Mr. SIRES. Mr. Speaker, I would like to send my best wishes to President Ma Ying-jeou and the people of the Republic of China (Taiwan) on their National Day this October 10th.
In the last four and a half years President Ma, along with other national leaders, has helped Taiwan's economy thrive. President Ma took a number of helpful steps to take Taiwan out of an economic slump, including guaranteeing bank deposits, lowering interest rates, distributing shopping vouchers and investing in domestic infrastructure. As a result, Taiwan's economy has been rapidly improving, alleviating the problems of unemployment and poverty.
President Ma has also excelled on promoting foreign policy.
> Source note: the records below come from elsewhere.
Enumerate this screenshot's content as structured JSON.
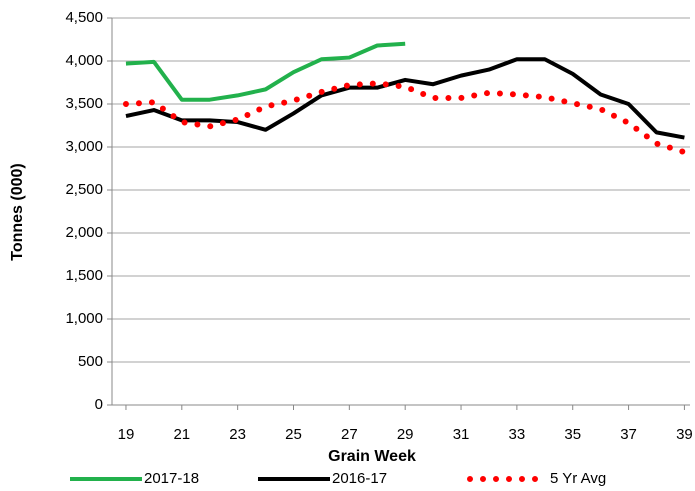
{
  "chart_data": {
    "type": "line",
    "xlabel": "Grain Week",
    "ylabel": "Tonnes (000)",
    "x": [
      19,
      20,
      21,
      22,
      23,
      24,
      25,
      26,
      27,
      28,
      29,
      30,
      31,
      32,
      33,
      34,
      35,
      36,
      37,
      38,
      39
    ],
    "xlim": [
      18.5,
      39.2
    ],
    "xticks": [
      19,
      21,
      23,
      25,
      27,
      29,
      31,
      33,
      35,
      37,
      39
    ],
    "ylim": [
      0,
      4500
    ],
    "yticks": [
      0,
      500,
      {
        "value": 1000,
        "label": "1,000"
      },
      {
        "value": 1500,
        "label": "1,500"
      },
      {
        "value": 2000,
        "label": "2,000"
      },
      {
        "value": 2500,
        "label": "2,500"
      },
      {
        "value": 3000,
        "label": "3,000"
      },
      {
        "value": 3500,
        "label": "3,500"
      },
      {
        "value": 4000,
        "label": "4,000"
      },
      {
        "value": 4500,
        "label": "4,500"
      }
    ],
    "grid": true,
    "legend": "bottom",
    "series": [
      {
        "name": "2017-18",
        "color": "#22b14c",
        "style": "solid",
        "values": [
          3970,
          3990,
          3550,
          3550,
          3600,
          3670,
          3870,
          4020,
          4040,
          4180,
          4200,
          null,
          null,
          null,
          null,
          null,
          null,
          null,
          null,
          null,
          null
        ]
      },
      {
        "name": "2016-17",
        "color": "#000000",
        "style": "solid",
        "values": [
          3360,
          3430,
          3310,
          3310,
          3290,
          3200,
          3390,
          3600,
          3690,
          3690,
          3780,
          3730,
          3830,
          3900,
          4020,
          4020,
          3850,
          3610,
          3500,
          3170,
          3110
        ]
      },
      {
        "name": "5 Yr Avg",
        "color": "#ff0000",
        "style": "dotted",
        "values": [
          3500,
          3520,
          3290,
          3240,
          3320,
          3470,
          3540,
          3640,
          3720,
          3740,
          3700,
          3570,
          3570,
          3630,
          3610,
          3580,
          3510,
          3440,
          3280,
          3040,
          2940
        ]
      }
    ]
  }
}
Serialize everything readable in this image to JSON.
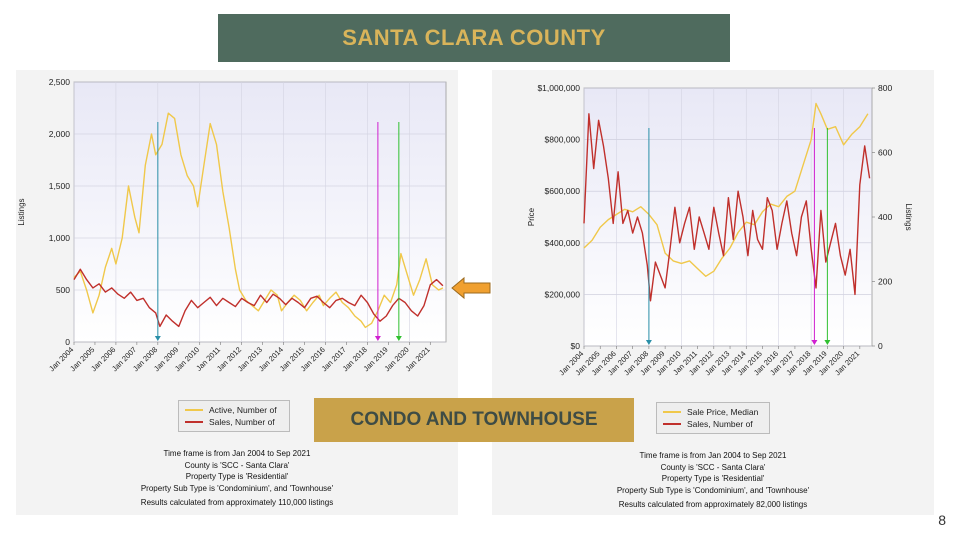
{
  "slide": {
    "title": "SANTA CLARA COUNTY",
    "subtitle": "CONDO AND TOWNHOUSE",
    "page_number": "8"
  },
  "colors": {
    "banner_bg": "#4f6b5e",
    "banner_text": "#d9b45a",
    "subbanner_bg": "#c9a24a",
    "subbanner_text": "#3e4c45",
    "yellow_series": "#f0c84a",
    "red_series": "#c0302c",
    "arrow": "#f0a030"
  },
  "left_notes": [
    "Time frame is from Jan 2004 to Sep 2021",
    "County is 'SCC - Santa Clara'",
    "Property Type is 'Residential'",
    "Property Sub Type is 'Condominium', and 'Townhouse'",
    "Results calculated from approximately 110,000 listings"
  ],
  "right_notes": [
    "Time frame is from Jan 2004 to Sep 2021",
    "County is 'SCC - Santa Clara'",
    "Property Type is 'Residential'",
    "Property Sub Type is 'Condominium', and 'Townhouse'",
    "Results calculated from approximately 82,000 listings"
  ],
  "chart_data": [
    {
      "type": "line",
      "ylabel": "Listings",
      "ylim": [
        0,
        2500
      ],
      "yticks": [
        "0",
        "500",
        "1,000",
        "1,500",
        "2,000",
        "2,500"
      ],
      "x_ticks": [
        "Jan 2004",
        "Jan 2005",
        "Jan 2006",
        "Jan 2007",
        "Jan 2008",
        "Jan 2009",
        "Jan 2010",
        "Jan 2011",
        "Jan 2012",
        "Jan 2013",
        "Jan 2014",
        "Jan 2015",
        "Jan 2016",
        "Jan 2017",
        "Jan 2018",
        "Jan 2019",
        "Jan 2020",
        "Jan 2021"
      ],
      "xlim": [
        2004,
        2021.75
      ],
      "grid": true,
      "legend_position": "bottom",
      "series": [
        {
          "name": "Active, Number of",
          "color": "#f0c84a",
          "points": [
            [
              2004.0,
              620
            ],
            [
              2004.3,
              680
            ],
            [
              2004.6,
              500
            ],
            [
              2004.9,
              280
            ],
            [
              2005.2,
              450
            ],
            [
              2005.5,
              720
            ],
            [
              2005.8,
              900
            ],
            [
              2006.0,
              750
            ],
            [
              2006.3,
              1000
            ],
            [
              2006.6,
              1500
            ],
            [
              2006.9,
              1200
            ],
            [
              2007.1,
              1050
            ],
            [
              2007.4,
              1700
            ],
            [
              2007.7,
              2000
            ],
            [
              2007.9,
              1800
            ],
            [
              2008.2,
              1900
            ],
            [
              2008.5,
              2200
            ],
            [
              2008.8,
              2150
            ],
            [
              2009.1,
              1800
            ],
            [
              2009.4,
              1600
            ],
            [
              2009.7,
              1500
            ],
            [
              2009.9,
              1300
            ],
            [
              2010.2,
              1700
            ],
            [
              2010.5,
              2100
            ],
            [
              2010.8,
              1900
            ],
            [
              2011.1,
              1450
            ],
            [
              2011.4,
              1100
            ],
            [
              2011.7,
              700
            ],
            [
              2011.9,
              500
            ],
            [
              2012.2,
              400
            ],
            [
              2012.5,
              350
            ],
            [
              2012.8,
              300
            ],
            [
              2013.1,
              400
            ],
            [
              2013.4,
              500
            ],
            [
              2013.7,
              450
            ],
            [
              2013.9,
              300
            ],
            [
              2014.2,
              380
            ],
            [
              2014.5,
              450
            ],
            [
              2014.8,
              400
            ],
            [
              2015.1,
              300
            ],
            [
              2015.4,
              380
            ],
            [
              2015.7,
              450
            ],
            [
              2015.9,
              350
            ],
            [
              2016.2,
              420
            ],
            [
              2016.5,
              480
            ],
            [
              2016.8,
              380
            ],
            [
              2017.1,
              330
            ],
            [
              2017.4,
              250
            ],
            [
              2017.7,
              200
            ],
            [
              2017.9,
              140
            ],
            [
              2018.2,
              180
            ],
            [
              2018.5,
              300
            ],
            [
              2018.8,
              450
            ],
            [
              2019.1,
              380
            ],
            [
              2019.4,
              550
            ],
            [
              2019.6,
              850
            ],
            [
              2019.9,
              650
            ],
            [
              2020.2,
              450
            ],
            [
              2020.5,
              600
            ],
            [
              2020.8,
              800
            ],
            [
              2021.1,
              550
            ],
            [
              2021.4,
              500
            ],
            [
              2021.6,
              520
            ]
          ]
        },
        {
          "name": "Sales, Number of",
          "color": "#c0302c",
          "points": [
            [
              2004.0,
              600
            ],
            [
              2004.3,
              700
            ],
            [
              2004.6,
              600
            ],
            [
              2004.9,
              520
            ],
            [
              2005.2,
              560
            ],
            [
              2005.5,
              480
            ],
            [
              2005.8,
              520
            ],
            [
              2006.1,
              460
            ],
            [
              2006.4,
              420
            ],
            [
              2006.7,
              480
            ],
            [
              2007.0,
              400
            ],
            [
              2007.3,
              420
            ],
            [
              2007.6,
              330
            ],
            [
              2007.9,
              280
            ],
            [
              2008.1,
              150
            ],
            [
              2008.4,
              260
            ],
            [
              2008.7,
              200
            ],
            [
              2009.0,
              150
            ],
            [
              2009.3,
              300
            ],
            [
              2009.6,
              400
            ],
            [
              2009.9,
              330
            ],
            [
              2010.2,
              380
            ],
            [
              2010.5,
              430
            ],
            [
              2010.8,
              350
            ],
            [
              2011.1,
              420
            ],
            [
              2011.4,
              380
            ],
            [
              2011.7,
              340
            ],
            [
              2012.0,
              420
            ],
            [
              2012.3,
              380
            ],
            [
              2012.6,
              350
            ],
            [
              2012.9,
              450
            ],
            [
              2013.2,
              380
            ],
            [
              2013.5,
              460
            ],
            [
              2013.8,
              420
            ],
            [
              2014.1,
              360
            ],
            [
              2014.4,
              420
            ],
            [
              2014.7,
              380
            ],
            [
              2015.0,
              330
            ],
            [
              2015.3,
              420
            ],
            [
              2015.6,
              440
            ],
            [
              2015.9,
              380
            ],
            [
              2016.2,
              330
            ],
            [
              2016.5,
              400
            ],
            [
              2016.8,
              420
            ],
            [
              2017.1,
              380
            ],
            [
              2017.4,
              350
            ],
            [
              2017.7,
              450
            ],
            [
              2018.0,
              380
            ],
            [
              2018.3,
              270
            ],
            [
              2018.6,
              200
            ],
            [
              2018.9,
              250
            ],
            [
              2019.2,
              350
            ],
            [
              2019.5,
              420
            ],
            [
              2019.8,
              380
            ],
            [
              2020.1,
              300
            ],
            [
              2020.4,
              250
            ],
            [
              2020.7,
              350
            ],
            [
              2021.0,
              550
            ],
            [
              2021.3,
              600
            ],
            [
              2021.6,
              540
            ]
          ]
        }
      ],
      "markers": [
        {
          "x": 2008.0,
          "color": "#2a8fa8"
        },
        {
          "x": 2018.5,
          "color": "#d020d0"
        },
        {
          "x": 2019.5,
          "color": "#30c030"
        }
      ]
    },
    {
      "type": "line",
      "ylabel": "Price",
      "y2label": "Listings",
      "ylim": [
        0,
        1000000
      ],
      "y2lim": [
        0,
        800
      ],
      "yticks": [
        "$0",
        "$200,000",
        "$400,000",
        "$600,000",
        "$800,000",
        "$1,000,000"
      ],
      "y2ticks": [
        "0",
        "200",
        "400",
        "600",
        "800"
      ],
      "x_ticks": [
        "Jan 2004",
        "Jan 2005",
        "Jan 2006",
        "Jan 2007",
        "Jan 2008",
        "Jan 2009",
        "Jan 2010",
        "Jan 2011",
        "Jan 2012",
        "Jan 2013",
        "Jan 2014",
        "Jan 2015",
        "Jan 2016",
        "Jan 2017",
        "Jan 2018",
        "Jan 2019",
        "Jan 2020",
        "Jan 2021"
      ],
      "xlim": [
        2004,
        2021.75
      ],
      "grid": true,
      "legend_position": "bottom",
      "series": [
        {
          "name": "Sale Price, Median",
          "color": "#f0c84a",
          "axis": "left",
          "points": [
            [
              2004.0,
              380000
            ],
            [
              2004.5,
              410000
            ],
            [
              2005.0,
              460000
            ],
            [
              2005.5,
              490000
            ],
            [
              2006.0,
              510000
            ],
            [
              2006.5,
              530000
            ],
            [
              2007.0,
              520000
            ],
            [
              2007.5,
              540000
            ],
            [
              2008.0,
              510000
            ],
            [
              2008.5,
              470000
            ],
            [
              2009.0,
              360000
            ],
            [
              2009.5,
              330000
            ],
            [
              2010.0,
              320000
            ],
            [
              2010.5,
              330000
            ],
            [
              2011.0,
              300000
            ],
            [
              2011.5,
              270000
            ],
            [
              2012.0,
              290000
            ],
            [
              2012.5,
              340000
            ],
            [
              2013.0,
              380000
            ],
            [
              2013.5,
              440000
            ],
            [
              2014.0,
              480000
            ],
            [
              2014.5,
              470000
            ],
            [
              2015.0,
              520000
            ],
            [
              2015.5,
              550000
            ],
            [
              2016.0,
              540000
            ],
            [
              2016.5,
              580000
            ],
            [
              2017.0,
              600000
            ],
            [
              2017.5,
              700000
            ],
            [
              2018.0,
              800000
            ],
            [
              2018.3,
              940000
            ],
            [
              2018.6,
              900000
            ],
            [
              2019.0,
              840000
            ],
            [
              2019.5,
              850000
            ],
            [
              2020.0,
              780000
            ],
            [
              2020.5,
              820000
            ],
            [
              2021.0,
              850000
            ],
            [
              2021.5,
              900000
            ]
          ]
        },
        {
          "name": "Sales, Number of",
          "color": "#c0302c",
          "axis": "right",
          "points": [
            [
              2004.0,
              380
            ],
            [
              2004.3,
              720
            ],
            [
              2004.6,
              550
            ],
            [
              2004.9,
              700
            ],
            [
              2005.2,
              620
            ],
            [
              2005.5,
              520
            ],
            [
              2005.8,
              380
            ],
            [
              2006.1,
              540
            ],
            [
              2006.4,
              380
            ],
            [
              2006.7,
              420
            ],
            [
              2007.0,
              350
            ],
            [
              2007.3,
              400
            ],
            [
              2007.6,
              350
            ],
            [
              2007.9,
              250
            ],
            [
              2008.1,
              140
            ],
            [
              2008.4,
              260
            ],
            [
              2008.7,
              220
            ],
            [
              2009.0,
              180
            ],
            [
              2009.3,
              300
            ],
            [
              2009.6,
              430
            ],
            [
              2009.9,
              320
            ],
            [
              2010.2,
              380
            ],
            [
              2010.5,
              430
            ],
            [
              2010.8,
              300
            ],
            [
              2011.1,
              400
            ],
            [
              2011.4,
              350
            ],
            [
              2011.7,
              300
            ],
            [
              2012.0,
              430
            ],
            [
              2012.3,
              350
            ],
            [
              2012.6,
              280
            ],
            [
              2012.9,
              460
            ],
            [
              2013.2,
              330
            ],
            [
              2013.5,
              480
            ],
            [
              2013.8,
              400
            ],
            [
              2014.1,
              280
            ],
            [
              2014.4,
              420
            ],
            [
              2014.7,
              330
            ],
            [
              2015.0,
              300
            ],
            [
              2015.3,
              460
            ],
            [
              2015.6,
              420
            ],
            [
              2015.9,
              300
            ],
            [
              2016.2,
              380
            ],
            [
              2016.5,
              450
            ],
            [
              2016.8,
              350
            ],
            [
              2017.1,
              280
            ],
            [
              2017.4,
              400
            ],
            [
              2017.7,
              450
            ],
            [
              2018.0,
              300
            ],
            [
              2018.3,
              180
            ],
            [
              2018.6,
              420
            ],
            [
              2018.9,
              260
            ],
            [
              2019.2,
              320
            ],
            [
              2019.5,
              380
            ],
            [
              2019.8,
              280
            ],
            [
              2020.1,
              220
            ],
            [
              2020.4,
              300
            ],
            [
              2020.7,
              160
            ],
            [
              2021.0,
              500
            ],
            [
              2021.3,
              620
            ],
            [
              2021.6,
              520
            ]
          ]
        }
      ],
      "markers": [
        {
          "x": 2008.0,
          "color": "#2a8fa8"
        },
        {
          "x": 2018.2,
          "color": "#d020d0"
        },
        {
          "x": 2019.0,
          "color": "#30c030"
        }
      ]
    }
  ]
}
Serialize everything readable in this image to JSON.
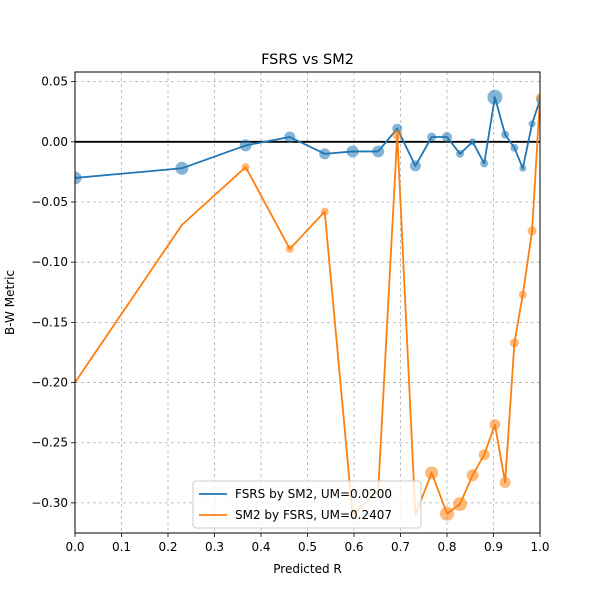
{
  "chart_data": {
    "type": "line",
    "title": "FSRS vs SM2",
    "xlabel": "Predicted R",
    "ylabel": "B-W Metric",
    "xlim": [
      0.0,
      1.0
    ],
    "ylim": [
      -0.325,
      0.058
    ],
    "xticks": [
      "0.0",
      "0.1",
      "0.2",
      "0.3",
      "0.4",
      "0.5",
      "0.6",
      "0.7",
      "0.8",
      "0.9",
      "1.0"
    ],
    "yticks": [
      "0.05",
      "0.00",
      "−0.05",
      "−0.10",
      "−0.15",
      "−0.20",
      "−0.25",
      "−0.30"
    ],
    "grid": true,
    "legend_position": "lower center",
    "reference_line_y": 0.0,
    "series": [
      {
        "name": "FSRS by SM2, UM=0.0200",
        "color": "#1f77b4",
        "x": [
          0.0,
          0.23,
          0.367,
          0.462,
          0.537,
          0.597,
          0.652,
          0.693,
          0.732,
          0.767,
          0.8,
          0.828,
          0.855,
          0.88,
          0.903,
          0.925,
          0.945,
          0.963,
          0.983,
          1.0
        ],
        "y": [
          -0.03,
          -0.022,
          -0.003,
          0.004,
          -0.01,
          -0.008,
          -0.008,
          0.011,
          -0.02,
          0.004,
          0.004,
          -0.01,
          0.0,
          -0.018,
          0.037,
          0.006,
          -0.005,
          -0.022,
          0.015,
          0.035
        ],
        "sizes": [
          11,
          11,
          10,
          9,
          9,
          10,
          10,
          8,
          9,
          7,
          8,
          6,
          5,
          6,
          13,
          6,
          6,
          5,
          5,
          6
        ]
      },
      {
        "name": "SM2 by FSRS, UM=0.2407",
        "color": "#ff7f0e",
        "x": [
          0.0,
          0.23,
          0.367,
          0.462,
          0.537,
          0.597,
          0.652,
          0.693,
          0.732,
          0.767,
          0.8,
          0.828,
          0.855,
          0.88,
          0.903,
          0.925,
          0.945,
          0.963,
          0.983,
          1.0
        ],
        "y": [
          -0.2,
          -0.069,
          -0.021,
          -0.089,
          -0.058,
          -0.31,
          -0.29,
          0.006,
          -0.31,
          -0.275,
          -0.309,
          -0.301,
          -0.277,
          -0.26,
          -0.235,
          -0.283,
          -0.167,
          -0.127,
          -0.074,
          0.037
        ],
        "sizes": [
          0,
          0,
          6,
          6,
          6,
          0,
          0,
          8,
          0,
          11,
          12,
          12,
          10,
          9,
          9,
          9,
          7,
          6,
          7,
          6
        ]
      }
    ]
  }
}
Apart from the signing of the mutually beneficial Economic Cooperation Framework Agreement (ECFA) with mainland China in 2010, President Ma's government is currently negotiating economic cooperation agreements with the governments of Singapore and New Zealand and paving the way for Taiwan to become a member of the multilateral Trans-Pacific Partnership.
President Ma has also significantly reduced tensions in the Taiwan Strait by pursuing a policy of diplomatic truce with the mainland and has ended the dangerous cycle of diplomatic warfare between the two sides.
Taiwan is currently enjoying a robust relationship with the United States. U.S.-Taiwan ties have been the most amicable in 30 years. Communication between our two countries is smooth and friendly. Much of this is due to the capable stewardship of Taiwan's top diplomat in the United States: Representative Jason Yuan. Yuan is a seasoned diplomat and has been working very hard to promote an open discussion between Taiwan and Congress on Capitol Hill.
Again, congratulations to the Republic of China on its National Day.